A few minutes later, the van in front of them turned left and drove off. “Where are they going?” Kiyomi asked as Eden kept driving straight.
“To a different location,” Trinity snapped, not having softened her stance even a little. “Amber’s trying to access Rahman’s security system remotely to scrub it of all evidence of us being there, but it might be too late. Now we have to split into two teams until we can get out of the country.”
Kiyomi was silent a moment, then released a hard sigh. “All right. I’m sorry you guys were dragged into this. But I’m not sorry for going out on my own and killing Rahman. I had to.”
Nobody said anything else for the rest of the drive to the original safehouse. The brittle tension between Kiyomi and the rest of them remained as everyone went inside.
“Here’s his cell,” she said, handing it to Trinity. “Hopefully Amber can find a way to get the whole conversation with the Architect from it. Oh, and tell her he used a particular word that stood out during our short conversation. Untenable.”
“So?”
“So, it was out of place. English is his third language. And the Architect used it in the recorded clip between them earlier. Amber’s using linguistic forensics as a tool in the investigation. Thought it might be significant.” She shrugged.
Trinity walked past her without another word and dialed someone on her mobile.
Eden started to follow, then stopped and faced Kiyomi with her hands on her hips. “I get why you did it. I really do. But we’re not just your backup, Kiyomi. We’re your family.” She shook her head, a pained frown drawing her eyebrows together. “What if you hadn’t made it? What if we’d all gotten there and found you dead?”

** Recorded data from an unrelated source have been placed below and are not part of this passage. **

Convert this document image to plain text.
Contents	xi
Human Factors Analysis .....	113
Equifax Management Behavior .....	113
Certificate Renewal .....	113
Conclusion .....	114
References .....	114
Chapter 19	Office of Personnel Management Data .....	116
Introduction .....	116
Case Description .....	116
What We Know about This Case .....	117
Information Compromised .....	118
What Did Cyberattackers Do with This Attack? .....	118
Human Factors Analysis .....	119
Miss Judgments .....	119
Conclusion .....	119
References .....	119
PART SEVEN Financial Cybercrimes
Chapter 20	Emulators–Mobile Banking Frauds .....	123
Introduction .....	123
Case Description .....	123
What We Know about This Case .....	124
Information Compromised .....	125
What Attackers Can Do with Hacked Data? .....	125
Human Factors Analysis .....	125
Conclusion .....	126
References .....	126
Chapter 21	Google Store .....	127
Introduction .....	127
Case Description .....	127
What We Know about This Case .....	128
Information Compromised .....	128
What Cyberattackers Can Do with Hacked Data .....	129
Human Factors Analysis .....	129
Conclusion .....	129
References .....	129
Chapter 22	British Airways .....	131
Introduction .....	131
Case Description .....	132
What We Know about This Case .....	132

Kiyomi’s cheeks flushed again. “Then you would have moved on and finished the mission to expose the Architect without me.” Eden gaped at her in astonishment but Kiyomi stalked past her, her shoulder brushing Marcus’s on the way down the hall.
Shaking her head, Eden met his gaze. “She talks like she doesn’t think she matters to us at all.”

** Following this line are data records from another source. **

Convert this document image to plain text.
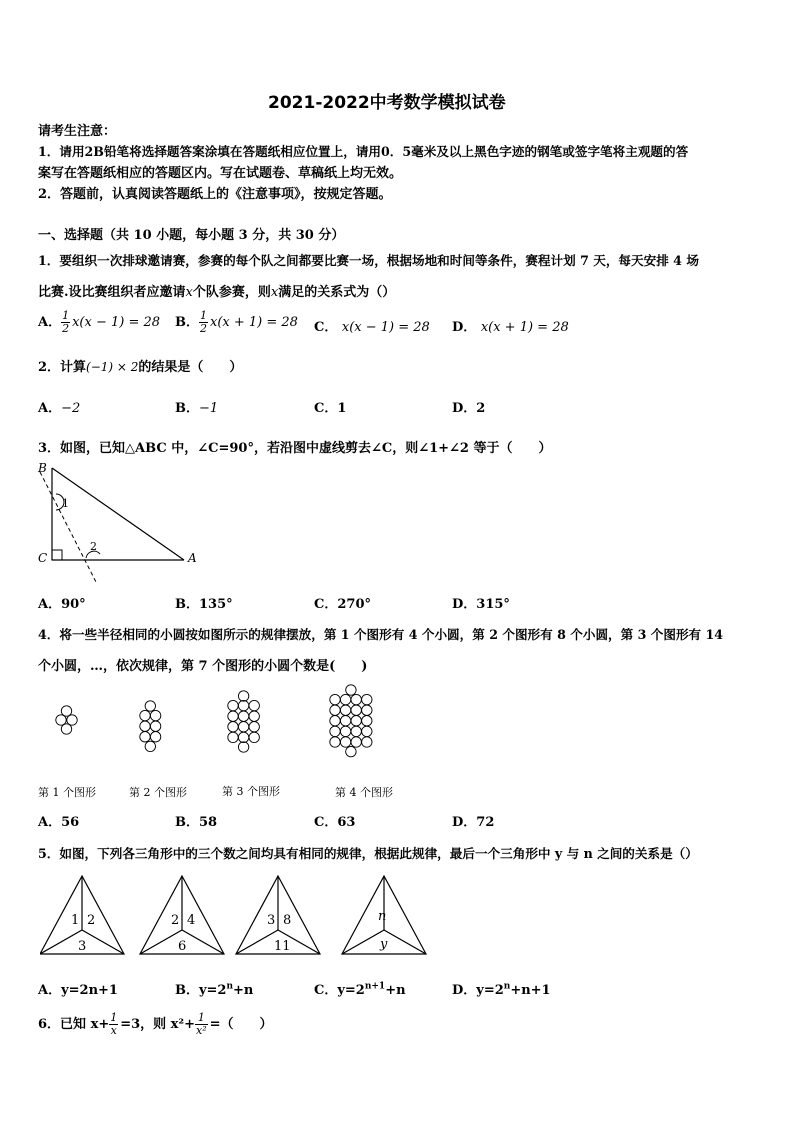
2021-2022中考数学模拟试卷
请考生注意：
1．请用2B铅笔将选择题答案涂填在答题纸相应位置上，请用0．5毫米及以上黑色字迹的钢笔或签字笔将主观题的答
案写在答题纸相应的答题区内。写在试题卷、草稿纸上均无效。
2．答题前，认真阅读答题纸上的《注意事项》，按规定答题。
一、选择题（共 10 小题，每小题 3 分，共 30 分）
1．要组织一次排球邀请赛，参赛的每个队之间都要比赛一场，根据场地和时间等条件，赛程计划 7 天，每天安排 4 场
比赛.设比赛组织者应邀请x个队参赛，则x满足的关系式为（）
A． $\frac{1}{2} x(x - 1) = 28$ B． $\frac{1}{2} x(x + 1) = 28$ C． x(x − 1) = 28 D． x(x + 1) = 28
2．计算(−1) × 2的结果是（　　）
A．−2	B．−1	C．1	D．2
3．如图，已知△ABC 中，∠C=90°，若沿图中虚线剪去∠C，则∠1+∠2 等于（　　）
B
C	A
1
2
A．90°	B．135°	C．270°	D．315°
4．将一些半径相同的小圆按如图所示的规律摆放，第 1 个图形有 4 个小圆，第 2 个图形有 8 个小圆，第 3 个图形有 14
个小圆，…，依次规律，第 7 个图形的小圆个数是(　　)
第 1 个图形	第 2 个图形	第 3 个图形	第 4 个图形
A．56	B．58	C．63	D．72
5．如图，下列各三角形中的三个数之间均具有相同的规律，根据此规律，最后一个三角形中 y 与 n 之间的关系是（）
1 2
3
2 4
6
3 8
11
n
y
A．y=2n+1	B．$y=2^n+n$	C．$y=2^{n+1}+n$	D．$y=2^n+n+1$
6．已知 $x+ \frac{1}{x} =3$，则 $x^2+ \frac{1}{\text{x²}}$ =（　　）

That’s exactly how it sounded.
He stood there a moment after Eden went into the next room with Trinity, gathering his thoughts. What a shit show.
He ran a hand over his face, unsure what to do. What was done was done, no one on the team had been injured, and they were dealing with the aftermath as best they could. They’d have to get out of this place by morning at the latest, and with luck they might get some actionable intel from the electronics or the captured bodyguard that would lead them to the Architect.
For now, Marcus’s hip was killing him, and he wanted a hot shower. His shirt and hands had Rahman’s blood all over them.
In the bathroom attached to his room upstairs, he stripped and stood under the hot spray for a few minutes, letting the heat of the water ease the tension in his neck and shoulders.
After scrubbing himself down, he got out, toweled off, and wrapped it around his waist. He brushed his teeth, took a couple anti-inflammatories and paused to run a hand over his beard, contemplating at least trimming it.
The door behind him opened. He watched, unmoving as Kiyomi slipped inside and locked the door behind her. She wore that plum-colored satin robe, her hair wet from a recent shower.
She met his gaze in the mirror, and there was a surprising amount of hesitancy in her expression. As if she was assessing him. Trying to figure out how angry he still was.